Publisher: Paradox Interactive
Developer: Paradox Interactive
System requirements: To be confirmed
Release date: August 2009
Don’t talk to me about war. I’ve got a bulletproof vest made out of purple hearts I’ve earned, bent together with my teeth and barely sound enough to stop an incoming rubber band assault. Suffice it to say, as a soldier, battle isn’t my strongpoint; yet given the chance to set up camp in the war room, my eyes get a little wider for a moment. BattleGoat’s Supreme Ruler 2020 was my initial foray into large-scale strategy, and ever since, I’ve put a little bit more thought into every game I play. And if that’s the case, then I get to prove it with Paradox Interactive’s Hearts of Iron 3.
War on a massive scale is what the Hearts of Iron series is about, and Paradox is known far and wide (except for China) for their “Grand Strategy” games. This sequel is World War II as seen through the eyes of every country that existed or could have existed from 1936 to 1948. Just about every facet of countrywide command is covered here and then some. This includes diplomacy, production, research and warfare, plus everything in between. It’s all under your control.

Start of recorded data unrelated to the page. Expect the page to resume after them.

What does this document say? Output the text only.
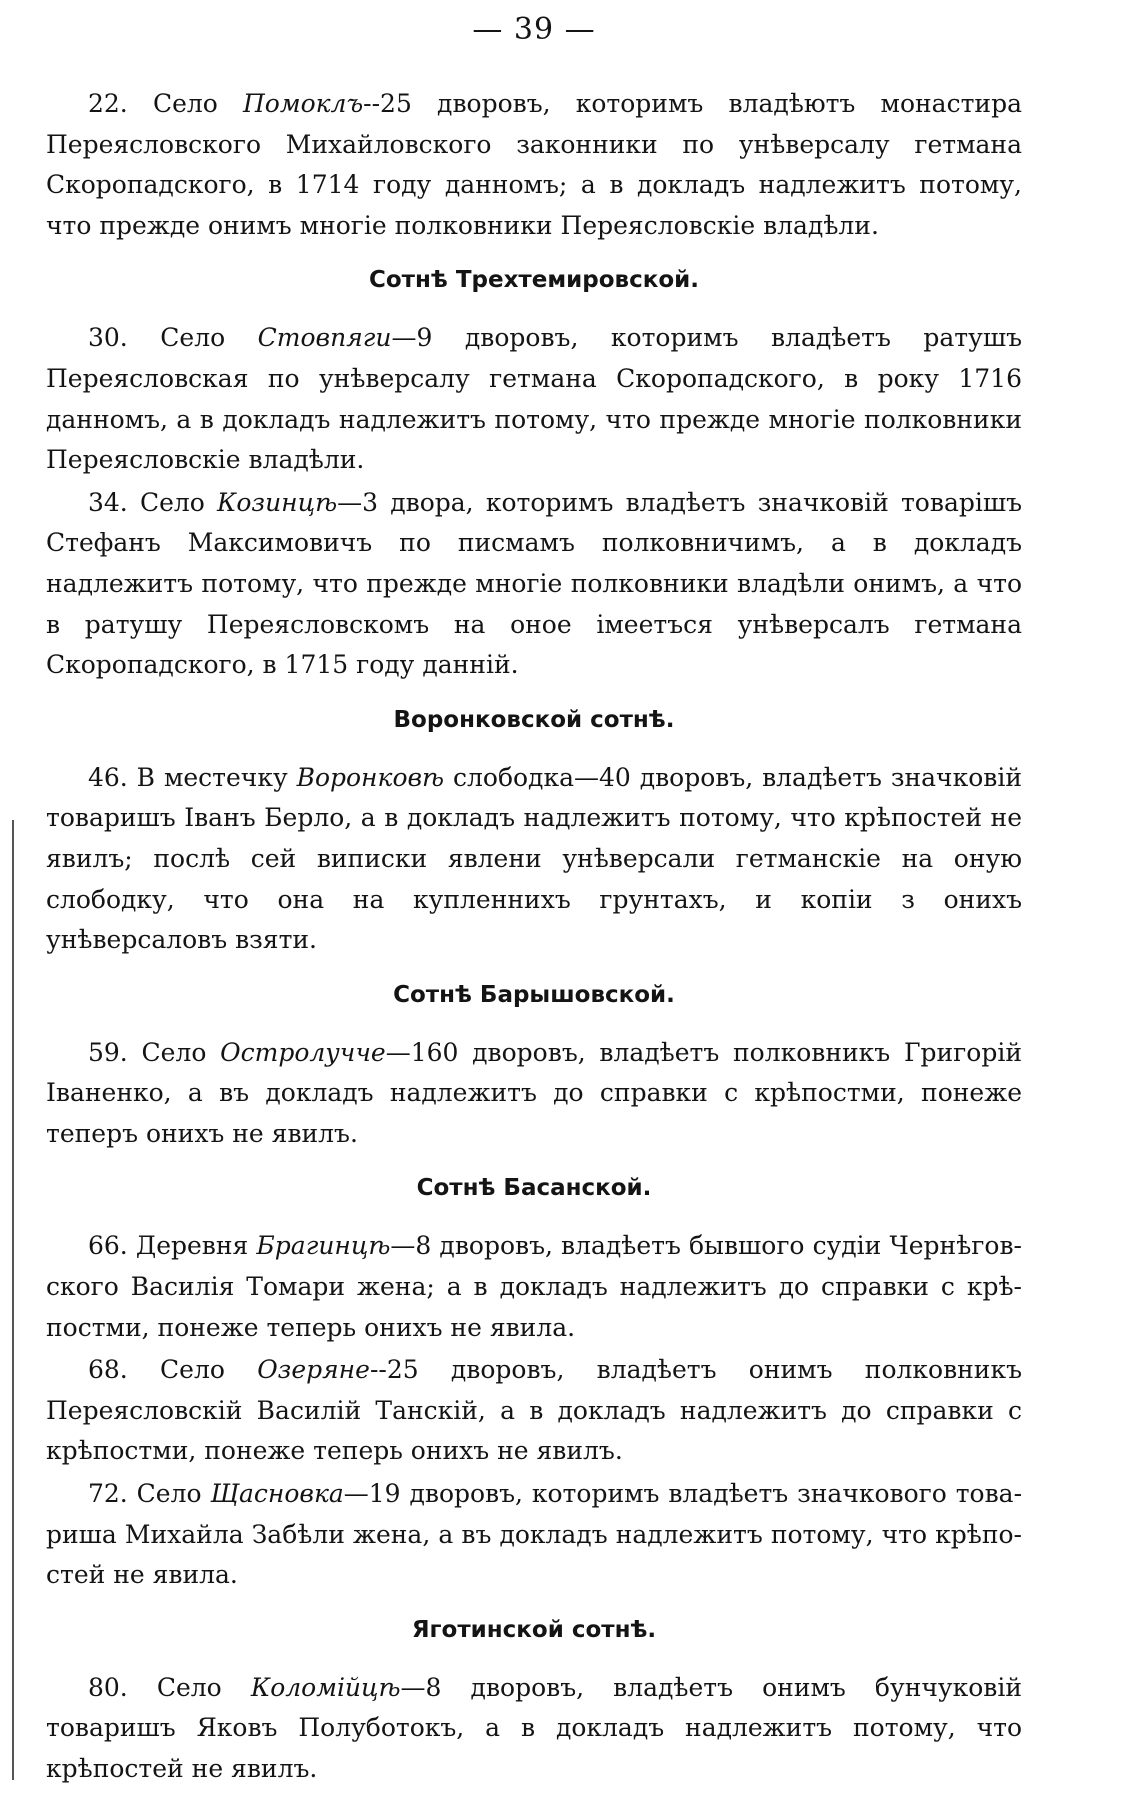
— 39 —

22. Село Помоклъ--25 дворовъ, которимъ владѣютъ монастира Переясловского Михайловского законники по унѣверсалу гетмана Скоропадского, в 1714 году данномъ; а в докладъ надлежитъ потому, что прежде онимъ многіе полковники Переясловскіе владѣли.

Сотнѣ Трехтемировской.

30. Село Стовпяги—9 дворовъ, которимъ владѣетъ ратушъ Переясловская по унѣверсалу гетмана Скоропадского, в року 1716 данномъ, а в докладъ надлежитъ потому, что прежде многіе полковники Переясловскіе владѣли.

34. Село Козинцѣ—3 двора, которимъ владѣетъ значковій товарішъ Стефанъ Максимовичъ по писмамъ полковничимъ, а в докладъ надлежитъ потому, что прежде многіе полковники владѣли онимъ, а что в ратушу Переясловскомъ на оное імеетъся унѣверсалъ гетмана Скоропадского, в 1715 году даннiй.

Воронковской сотнѣ.

46. В местечку Воронковѣ слободка—40 дворовъ, владѣетъ значковій товаришъ Іванъ Берло, а в докладъ надлежитъ потому, что крѣпостей не явилъ; послѣ сей виписки явлени унѣверсали гетманскіе на оную слободку, что она на купленнихъ грунтахъ, и копіи з онихъ унѣверсаловъ взяти.

Сотнѣ Барышовской.

59. Село Остролучче—160 дворовъ, владѣетъ полковникъ Григорій Іваненко, а въ докладъ надлежитъ до справки с крѣпостми, понеже теперъ онихъ не явилъ.

Сотнѣ Басанской.

66. Деревня Брагинцѣ—8 дворовъ, владѣетъ бывшого судіи Чернѣговского Василія Томари жена; а в докладъ надлежитъ до справки с крѣпостми, понеже теперь онихъ не явила.

68. Село Озеряне--25 дворовъ, владѣетъ онимъ полковникъ Переясловскій Василій Танскій, а в докладъ надлежитъ до справки с крѣпостми, понеже теперь онихъ не явилъ.

72. Село Щасновка—19 дворовъ, которимъ владѣетъ значкового товариша Михайла Забѣли жена, а въ докладъ надлежитъ потому, что крѣпостей не явила.

Яготинской сотнѣ.

80. Село Коломійцѣ—8 дворовъ, владѣетъ онимъ бунчуковій товаришъ Яковъ Полуботокъ, а в докладъ надлежитъ потому, что крѣпостей не явилъ.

What will strike fans of the series are the numerous improvements in almost every area compared to the last two HoI games. The graphics have made the transition to 3D, and there are more than 10,000 provinces, as opposed to Hearts of Iron 2’s 3,000. It’s massive, and designed to take advantage of the modern PC war machine, which also means that there’s more processing power left to assign to artificial intelligence. The A.I. will kick you when you’re down, make shrewd tactical decisions and offer trade agreements befitting your relationship with the country in question. Of course, you can also use the beefed up intelligence to your benefit as well.

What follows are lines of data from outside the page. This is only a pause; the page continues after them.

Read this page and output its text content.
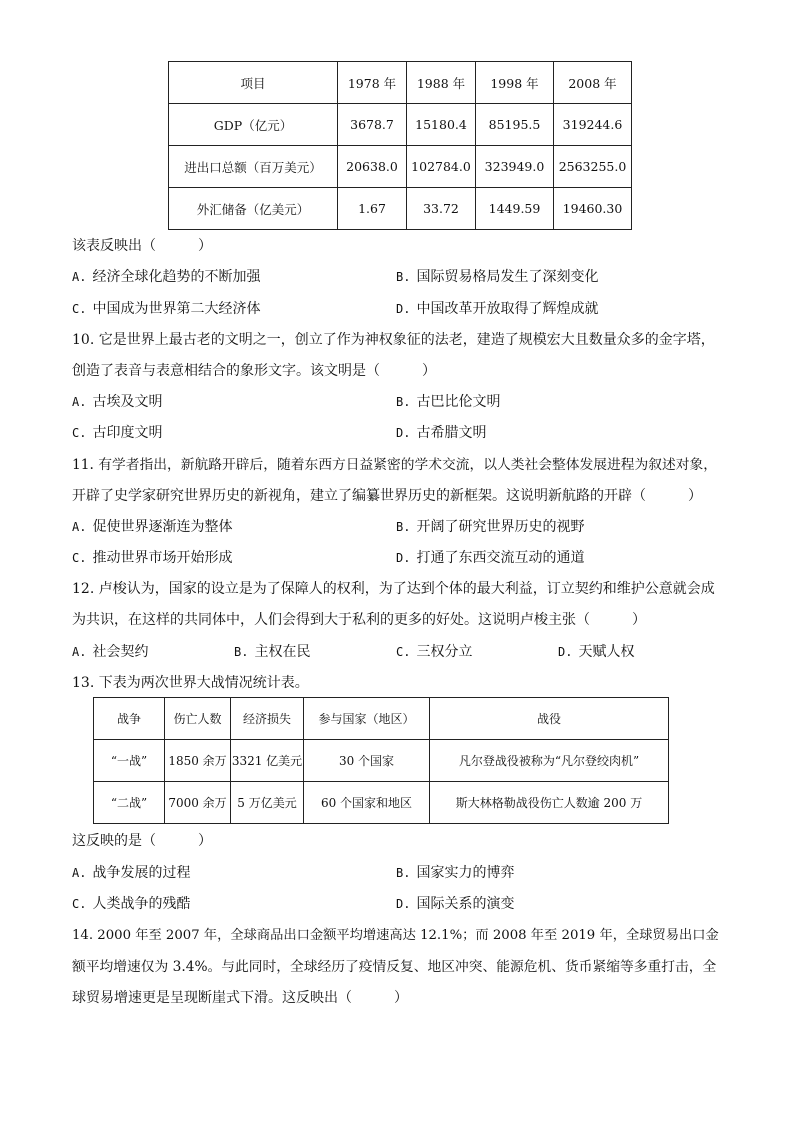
项目	1978 年	1988 年	1998 年	2008 年
GDP（亿元）	3678.7	15180.4	85195.5	319244.6
进出口总额（百万美元）	20638.0	102784.0	323949.0	2563255.0
外汇储备（亿美元）	1.67	33.72	1449.59	19460.30
该表反映出（　　　）
A. 经济全球化趋势的不断加强	B. 国际贸易格局发生了深刻变化
C. 中国成为世界第二大经济体	D. 中国改革开放取得了辉煌成就
10. 它是世界上最古老的文明之一，创立了作为神权象征的法老，建造了规模宏大且数量众多的金字塔，
创造了表音与表意相结合的象形文字。该文明是（　　　）
A. 古埃及文明	B. 古巴比伦文明
C. 古印度文明	D. 古希腊文明
11. 有学者指出，新航路开辟后，随着东西方日益紧密的学术交流，以人类社会整体发展进程为叙述对象，
开辟了史学家研究世界历史的新视角，建立了编纂世界历史的新框架。这说明新航路的开辟（　　　）
A. 促使世界逐渐连为整体	B. 开阔了研究世界历史的视野
C. 推动世界市场开始形成	D. 打通了东西交流互动的通道
12. 卢梭认为，国家的设立是为了保障人的权利，为了达到个体的最大利益，订立契约和维护公意就会成
为共识，在这样的共同体中，人们会得到大于私利的更多的好处。这说明卢梭主张（　　　）
A. 社会契约	B. 主权在民	C. 三权分立	D. 天赋人权
13. 下表为两次世界大战情况统计表。
战争	伤亡人数	经济损失	参与国家（地区）	战役
“一战”	1850 余万	3321 亿美元	30 个国家	凡尔登战役被称为“凡尔登绞肉机”
“二战”	7000 余万	5 万亿美元	60 个国家和地区	斯大林格勒战役伤亡人数逾 200 万
这反映的是（　　　）
A. 战争发展的过程	B. 国家实力的博弈
C. 人类战争的残酷	D. 国际关系的演变
14. 2000 年至 2007 年，全球商品出口金额平均增速高达 12.1%；而 2008 年至 2019 年，全球贸易出口金
额平均增速仅为 3.4%。与此同时，全球经历了疫情反复、地区冲突、能源危机、货币紧缩等多重打击，全
球贸易增速更是呈现断崖式下滑。这反映出（　　　）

Perhaps in their bid to make the Hearts of Iron series a little more accessible to the layman, Paradox has incorporated A.I. assistance that can be toggled on or off at any time. This opens the door for more battle and less micromanagement, although you can (and are sometimes required to) chime in now and again in case you see something that doesn’t make you happy. If you’re braver than that and opt for full control, be prepared to do battle with perilous scales of balance. Your countrymen need to be placated, political duties must be attended to, trade negotiations must spur industry and the underside of the war (spies and whatnot) needs to be watched to gain the much-needed tactical advantage over the enemy.

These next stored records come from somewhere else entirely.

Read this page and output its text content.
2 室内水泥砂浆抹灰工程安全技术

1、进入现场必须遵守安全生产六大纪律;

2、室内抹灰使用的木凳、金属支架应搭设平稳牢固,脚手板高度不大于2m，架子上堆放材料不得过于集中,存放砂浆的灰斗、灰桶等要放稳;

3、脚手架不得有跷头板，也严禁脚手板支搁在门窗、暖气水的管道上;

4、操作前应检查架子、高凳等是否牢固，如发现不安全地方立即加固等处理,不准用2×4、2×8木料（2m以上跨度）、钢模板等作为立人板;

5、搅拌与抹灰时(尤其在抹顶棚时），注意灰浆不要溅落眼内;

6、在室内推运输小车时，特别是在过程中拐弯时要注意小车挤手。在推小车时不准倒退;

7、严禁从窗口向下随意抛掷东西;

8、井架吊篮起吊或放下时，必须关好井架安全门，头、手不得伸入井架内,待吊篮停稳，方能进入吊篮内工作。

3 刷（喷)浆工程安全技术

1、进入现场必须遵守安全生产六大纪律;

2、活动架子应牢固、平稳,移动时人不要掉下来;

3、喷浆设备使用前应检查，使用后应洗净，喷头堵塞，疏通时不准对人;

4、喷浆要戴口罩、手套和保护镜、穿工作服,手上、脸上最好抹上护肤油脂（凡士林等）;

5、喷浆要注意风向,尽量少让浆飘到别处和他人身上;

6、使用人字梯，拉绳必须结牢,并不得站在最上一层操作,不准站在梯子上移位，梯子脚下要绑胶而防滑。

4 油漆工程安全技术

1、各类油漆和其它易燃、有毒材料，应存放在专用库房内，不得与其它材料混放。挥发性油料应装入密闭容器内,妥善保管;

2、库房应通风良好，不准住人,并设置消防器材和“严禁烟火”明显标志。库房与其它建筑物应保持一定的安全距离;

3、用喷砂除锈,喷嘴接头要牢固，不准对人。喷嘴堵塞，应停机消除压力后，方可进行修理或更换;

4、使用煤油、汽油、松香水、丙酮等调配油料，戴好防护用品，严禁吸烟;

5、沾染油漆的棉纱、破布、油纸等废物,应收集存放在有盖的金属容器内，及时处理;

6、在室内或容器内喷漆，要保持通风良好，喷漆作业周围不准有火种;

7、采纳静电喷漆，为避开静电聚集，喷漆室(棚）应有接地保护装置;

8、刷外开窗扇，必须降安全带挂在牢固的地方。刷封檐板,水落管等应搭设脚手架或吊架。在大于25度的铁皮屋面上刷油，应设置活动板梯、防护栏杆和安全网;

All this combines to allow for digital domination through good, old-fashioned warfare. You can pick any nation you’d like, but for my play time I focused on the four quick-start scenarios that let me play four different sides in WWII. The German campaign tasked me with conquering Warsaw and Paris, while America’s course was to simply enter the war and get the job done. The A.I. help allowed me to focus on what was most important at the time. This made it easier for me to obtain a basic grasp of how the game is played, but even after hours logged I still had barely dented the fender on the interface. There’s a great amount of detail packed into every menu, and all of it can be as important as you want to make it.
And with that I can hear the hardcore strat fans out there gnashing their teeth over Hearts of Iron 3. We’ll find out, come August, whether or not Paradox is up to the challenge of bringing in new blood with the promise of assistance, while at the same time satisfying the diehard following the Hearts of Iron series has garnered.